As the group explained in a previous interview, Sam Fender suggested their sound can be best described as ‘alternative pop’ – a label they were only too happy to adopt. It means that the group, who formed at school in Dublin, can appeal to rock fans, sure, but are equally adept at catering to those dipping their toes into the world of guitar music for the first time.
Proof of this emerges days before our interview, when the group deliver their own take on Miley Cyrus’ recent smash hit ‘Flowers’ for BBC Radio 1’s Live Lounge. Sonically at least, their cover feels like it could easily fit within the Inhaler catalogue.
Or, as McMahon puts it: “If Spinal Tap turned it up to 11, we turn it up to about eight or nine.”
“We’re lucky to be levelling up in our sound without thinking about it too much,” adds Hewson. “But we’re not Mark E Smith and we’re not Dua Lipa. We’re just trying to find our way.”
The group – which also comprises of bassist Robert Keating and lead axeman Josh Jenkinson – also recruited longtime producer Antony Genn once more for this album, no doubt helping the record retain its familiar edge.
“We’ve spanned the musical spectrum quite far and that’s not a thing that a lot of bands do,” says Hewson. “Maybe we’ll bump into something definitive, but for now we’re having a lot of fun in the studio and a lot of that is thanks to our producer – he has such an eclectic mind of music and is up for almost anything we want to try.”
You sense this dedication to broadening their sound has also helped the band to quickly shake off some heavy familial luggage that inevitably emerged on their first album. You might be familiar with Eli’s father Paul Hewson, or as he’s better known: U2’s Bono.
“We’re not Mark E Smith and we’re not Dua Lipa. We’re just trying to find our way”

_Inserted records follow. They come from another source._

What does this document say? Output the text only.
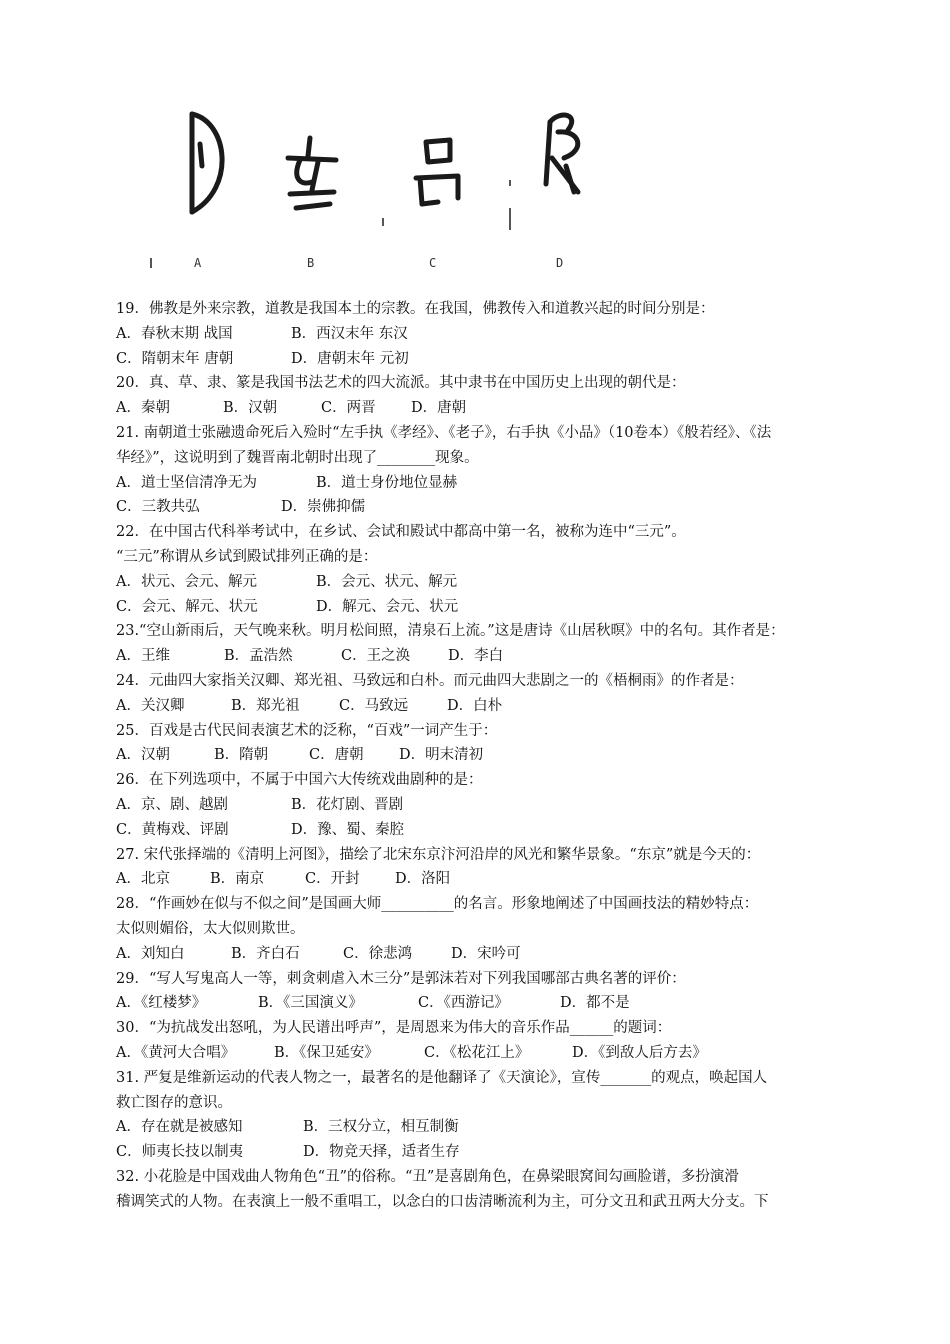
A	B	C	D
19．佛教是外来宗教，道教是我国本土的宗教。在我国，佛教传入和道教兴起的时间分别是：
A．春秋末期 战国	B．西汉末年 东汉
C．隋朝末年 唐朝	D．唐朝末年 元初
20．真、草、隶、篆是我国书法艺术的四大流派。其中隶书在中国历史上出现的朝代是：
A．秦朝	B．汉朝	C．两晋 D．唐朝
21. 南朝道士张融遗命死后入殓时“左手执《孝经》、《老子》，右手执《小品》（10卷本）《般若经》、《法
华经》”，这说明到了魏晋南北朝时出现了________现象。
A．道士坚信清净无为	B．道士身份地位显赫
C．三教共弘	D．崇佛抑儒
22．在中国古代科举考试中，在乡试、会试和殿试中都高中第一名，被称为连中“三元”。
“三元”称谓从乡试到殿试排列正确的是：
A．状元、会元、解元	B．会元、状元、解元
C．会元、解元、状元	D．解元、会元、状元
23.“空山新雨后，天气晚来秋。明月松间照，清泉石上流。”这是唐诗《山居秋暝》中的名句。其作者是：
A．王维	B．孟浩然	C．王之涣	D．李白
24．元曲四大家指关汉卿、郑光祖、马致远和白朴。而元曲四大悲剧之一的《梧桐雨》的作者是：
A．关汉卿	B．郑光祖	C．马致远	D．白朴
25．百戏是古代民间表演艺术的泛称，“百戏”一词产生于：
A．汉朝	B．隋朝	C．唐朝 D．明末清初
26．在下列选项中，不属于中国六大传统戏曲剧种的是：
A．京、剧、越剧	B．花灯剧、晋剧
C．黄梅戏、评剧	D．豫、蜀、秦腔
27. 宋代张择端的《清明上河图》，描绘了北宋东京汴河沿岸的风光和繁华景象。“东京”就是今天的：
A．北京	B．南京	C．开封 D．洛阳
28．“作画妙在似与不似之间”是国画大师__________的名言。形象地阐述了中国画技法的精妙特点：
太似则媚俗，太大似则欺世。
A．刘知白	B．齐白石	C．徐悲鸿	D．宋吟可
29．“写人写鬼高人一等，刺贪刺虐入木三分”是郭沫若对下列我国哪部古典名著的评价：
A．《红楼梦》	B．《三国演义》	C．《西游记》	D．都不是
30．“为抗战发出怒吼，为人民谱出呼声”，是周恩来为伟大的音乐作品______的题词：
A．《黄河大合唱》	B．《保卫延安》	C．《松花江上》	D．《到敌人后方去》
31. 严复是维新运动的代表人物之一，最著名的是他翻译了《天演论》，宣传_______的观点，唤起国人
救亡图存的意识。
A．存在就是被感知	B．三权分立，相互制衡
C．师夷长技以制夷	D．物竞天择，适者生存
32. 小花脸是中国戏曲人物角色“丑”的俗称。“丑”是喜剧角色，在鼻梁眼窝间勾画脸谱，多扮演滑
稽调笑式的人物。在表演上一般不重唱工，以念白的口齿清晰流利为主，可分文丑和武丑两大分支。下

It’s testament to the band’s variety and determination to succeed in their own right that questions about Eli’s very famous dad soon dried up. Still, when the much-discussed Nepo Baby debate emerged in late 2022, Eli’s actress sister Eve Hewson joked that she would get the label ‘tattooed on my ass’.
“She will probably go through with that, knowing her! But I won’t be following her,” he says.

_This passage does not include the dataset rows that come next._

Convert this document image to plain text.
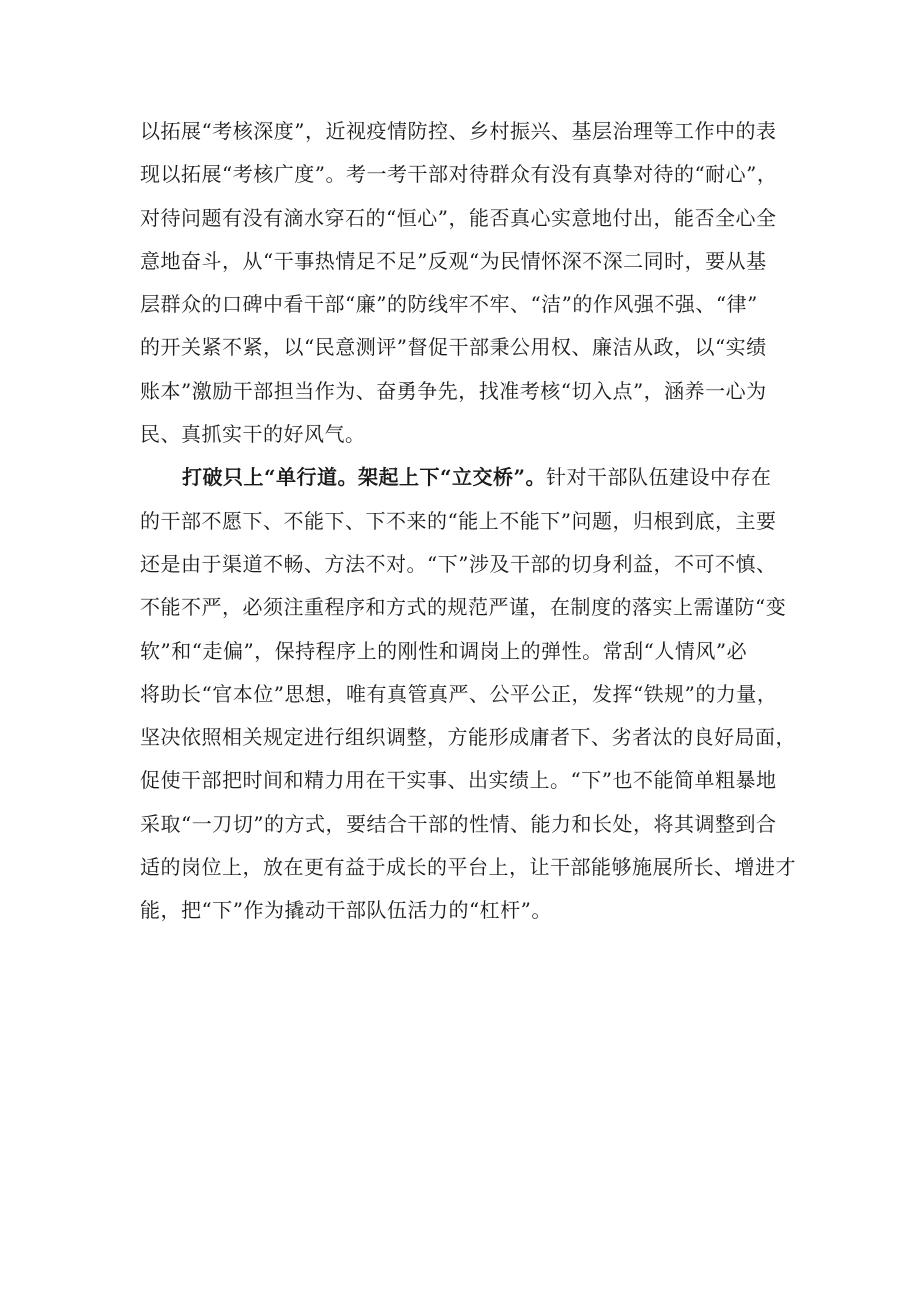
以拓展“考核深度”，近视疫情防控、乡村振兴、基层治理等工作中的表
现以拓展“考核广度”。考一考干部对待群众有没有真挚对待的“耐心”，
对待问题有没有滴水穿石的“恒心”，能否真心实意地付出，能否全心全
意地奋斗，从“干事热情足不足”反观“为民情怀深不深二同时，要从基
层群众的口碑中看干部“廉”的防线牢不牢、“洁”的作风强不强、“律”
的开关紧不紧，以“民意测评”督促干部秉公用权、廉洁从政，以“实绩
账本”激励干部担当作为、奋勇争先，找准考核“切入点”，涵养一心为
民、真抓实干的好风气。
打破只上“单行道。架起上下“立交桥”。针对干部队伍建设中存在
的干部不愿下、不能下、下不来的“能上不能下”问题，归根到底，主要
还是由于渠道不畅、方法不对。“下”涉及干部的切身利益，不可不慎、
不能不严，必须注重程序和方式的规范严谨，在制度的落实上需谨防“变
软”和“走偏”，保持程序上的刚性和调岗上的弹性。常刮“人情风”必
将助长“官本位”思想，唯有真管真严、公平公正，发挥“铁规”的力量，
坚决依照相关规定进行组织调整，方能形成庸者下、劣者汰的良好局面，
促使干部把时间和精力用在干实事、出实绩上。“下”也不能简单粗暴地
采取“一刀切”的方式，要结合干部的性情、能力和长处，将其调整到合
适的岗位上，放在更有益于成长的平台上，让干部能够施展所长、增进才
能，把“下”作为撬动干部队伍活力的“杠杆”。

“I just find the Nepo Baby debate quite amusing. I like reading the tweets and it doesn’t effect us at all. Lily Allen just said entertainers aren’t the ones you should be worried about. We embrace the advantages we get from that stuff. But it doesn’t mean that people will stream your songs or keep coming back to your gigs. We don’t come face to face with it anymore.”
Or, as McMahon summarises: “Fans haven’t got tattoos on our arms because of nepotism.”

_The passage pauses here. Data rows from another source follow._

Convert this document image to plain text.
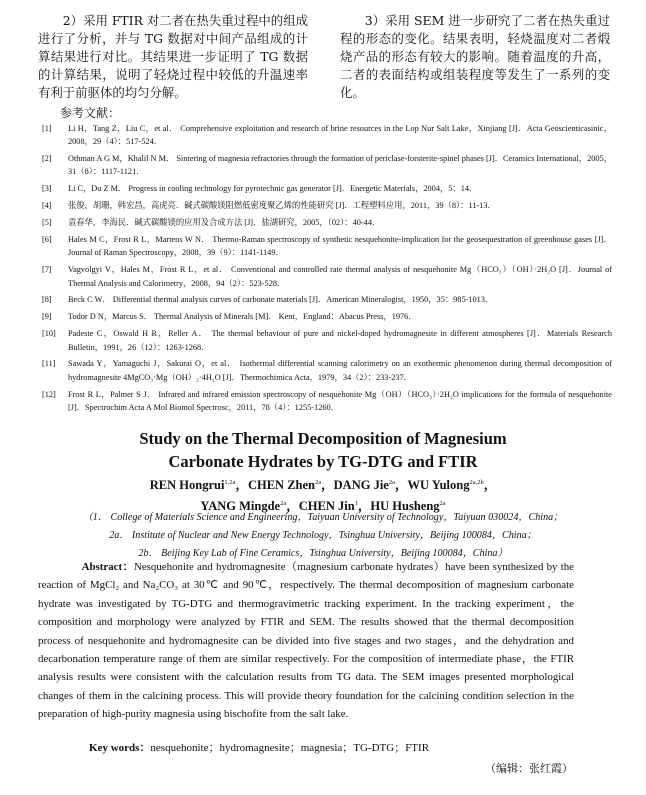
2）采用 FTIR 对二者在热失重过程中的组成进行了分析，并与 TG 数据对中间产品组成的计算结果进行对比。其结果进一步证明了 TG 数据的计算结果，说明了轻烧过程中较低的升温速率有利于前驱体的均匀分解。

3）采用 SEM 进一步研究了二者在热失重过程的形态的变化。结果表明，轻烧温度对二者煅烧产品的形态有较大的影响。随着温度的升高，二者的表面结构或组装程度等发生了一系列的变化。

参考文献：
[1]	Li H，Tang Z，Liu C，et al． Comprehensive exploitation and research of brine resources in the Lop Nur Salt Lake，Xinjiang [J]．Acta Geoscienticasinic，2008，29（4）：517-524．
[2]	Othman A G M，Khalil N M． Sintering of magnesia refractories through the formation of periclase-forsterite-spinel phases [J]．Ceramics International，2005，31（8）：1117-1121．
[3]	Li C，Du Z M． Progress in cooling technology for pyrotechnic gas generator [J]．Energetic Materials，2004，5：14．
[4]	张俊，胡珊，韩宏昌，高虎亮．碱式碳酸镁阻燃低密度聚乙烯的性能研究 [J]．工程塑料应用，2011，39（8）：11-13．
[5]	袁春华，李海民．碱式碳酸镁的应用及合成方法 [J]．盐湖研究，2005，（02）：40-44．
[6]	Hales M C，Frost R L，Martens W N． Thermo-Raman spectroscopy of synthetic nesquehonite-implication for the geosequestration of greenhouse gases [J]．Journal of Raman Spectroscopy，2008，39（9）：1141-1149．
[7]	Vagvolgyi V，Hales M，Frost R L，et al． Conventional and controlled rate thermal analysis of nesquehonite Mg（HCO₃）（OH）·2H₂O [J]．Journal of Thermal Analysis and Calorimetry，2008，94（2）：523-528．
[8]	Beck C W． Differential thermal analysis curves of carbonate materials [J]．American Mineralogist，1950，35：985-1013．
[9]	Todor D N，Marcus S． Thermal Analysis of Minerals [M]． Kent，England：Abacus Press，1976．
[10]	Padeste C，Oswald H R，Reller A． The thermal behaviour of pure and nickel-doped hydromagnesite in different atmospheres [J]．Materials Research Bulletin，1991，26（12）：1263-1268．
[11]	Sawada Y，Yamaguchi J，Sakurai O，et al． Isothermal differential scanning calorimetry on an exothermic phenomenon during thermal decomposition of hydromagnesite 4MgCO₃·Mg（OH）₂·4H₂O [J]．Thermochimica Acta，1979，34（2）：233-237．
[12]	Frost R L，Palmer S J． Infrared and infrared emission spectroscopy of nesquehonite Mg（OH）（HCO₃）·2H₂O implications for the formula of nesquehonite [J]．Spectrochim Acta A Mol Biomol Spectrosc，2011，78（4）：1255-1260．
Study on the Thermal Decomposition of Magnesium
Carbonate Hydrates by TG-DTG and FTIR
REN Hongrui$^{1,2a}$，CHEN Zhen$^{2a}$，DANG Jie$^{2a}$，WU Yulong$^{2a,2b}$，
YANG Mingde$^{2a}$，CHEN Jin$^1$，HU Husheng$^{2a}$
（1． College of Materials Science and Engineering，Taiyuan University of Technology，Taiyuan 030024，China；
2a． Institute of Nuclear and New Energy Technology，Tsinghua University，Beijing 100084，China；
2b． Beijing Key Lab of Fine Ceramics，Tsinghua University，Beijing 100084，China）

Abstract：Nesquehonite and hydromagnesite（magnesium carbonate hydrates）have been synthesized by the reaction of MgCl₂ and Na₂CO₃ at 30℃ and 90℃，respectively. The thermal decomposition of magnesium carbonate hydrate was investigated by TG-DTG and thermogravimetric tracking experiment. In the tracking experiment，the composition and morphology were analyzed by FTIR and SEM. The results showed that the thermal decomposition process of nesquehonite and hydromagnesite can be divided into five stages and two stages，and the dehydration and decarbonation temperature range of them are similar respectively. For the composition of intermediate phase，the FTIR analysis results were consistent with the calculation results from TG data. The SEM images presented morphological changes of them in the calcining process. This will provide theory foundation for the calcining condition selection in the preparation of high-purity magnesia using bischofite from the salt lake.

Key words：nesquehonite；hydromagnesite；magnesia；TG-DTG；FTIR

（编辑：张红霞）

Instead, Inhaler have carved out a sold-out string of forthcoming shows because they’re loved by a legion of fervent young fans who have allowed them to dream of being headliners one day. They just know they can’t take their eye off that goal and fall victim to the classic pitfalls of rock and roll.
“We’re so proud that we’ve never burnt out,” says Ryan McMahon. “We came pretty close when we played loads of rescheduled shows last year, but we’ve never cancelled our own show – it’s only ever been cancellations due to Covid. We’re very hard ruled and that’s important to us. We never went to a lot of gigs growing up, so if you’ve been looking forward to seeing us for months and we cancel? That’s a big deal for us.”
Of course, that’s not to say there isn’t the odd opportunity to live the more classically rock and roll high life.
“We’re so proud that we’ve never burnt out”
“Ryan had one very eventful time in Amsterdam where we were playing for two nights,” remembers Rob Keating.
“I was getting sick all morning and afternoon and even into the canal before the show! It came to fifteen minutes before the show and I thought I’d get sick on stage, but I got out there and played. That felt pretty rock and roll!”
For the most part, however, you sense that Inhaler are doing everything right. A sold-out European tour beckons, before those aforementioned support slots with Styles and Arctic Monkeys.
“If we’re fifth on a festival line-up for the rest of our career, we’d be very happy,” says McMahon. “But we’d be lying if we said we didn’t want to headline.” On the basis of this album, that reality surely won’t be too far off.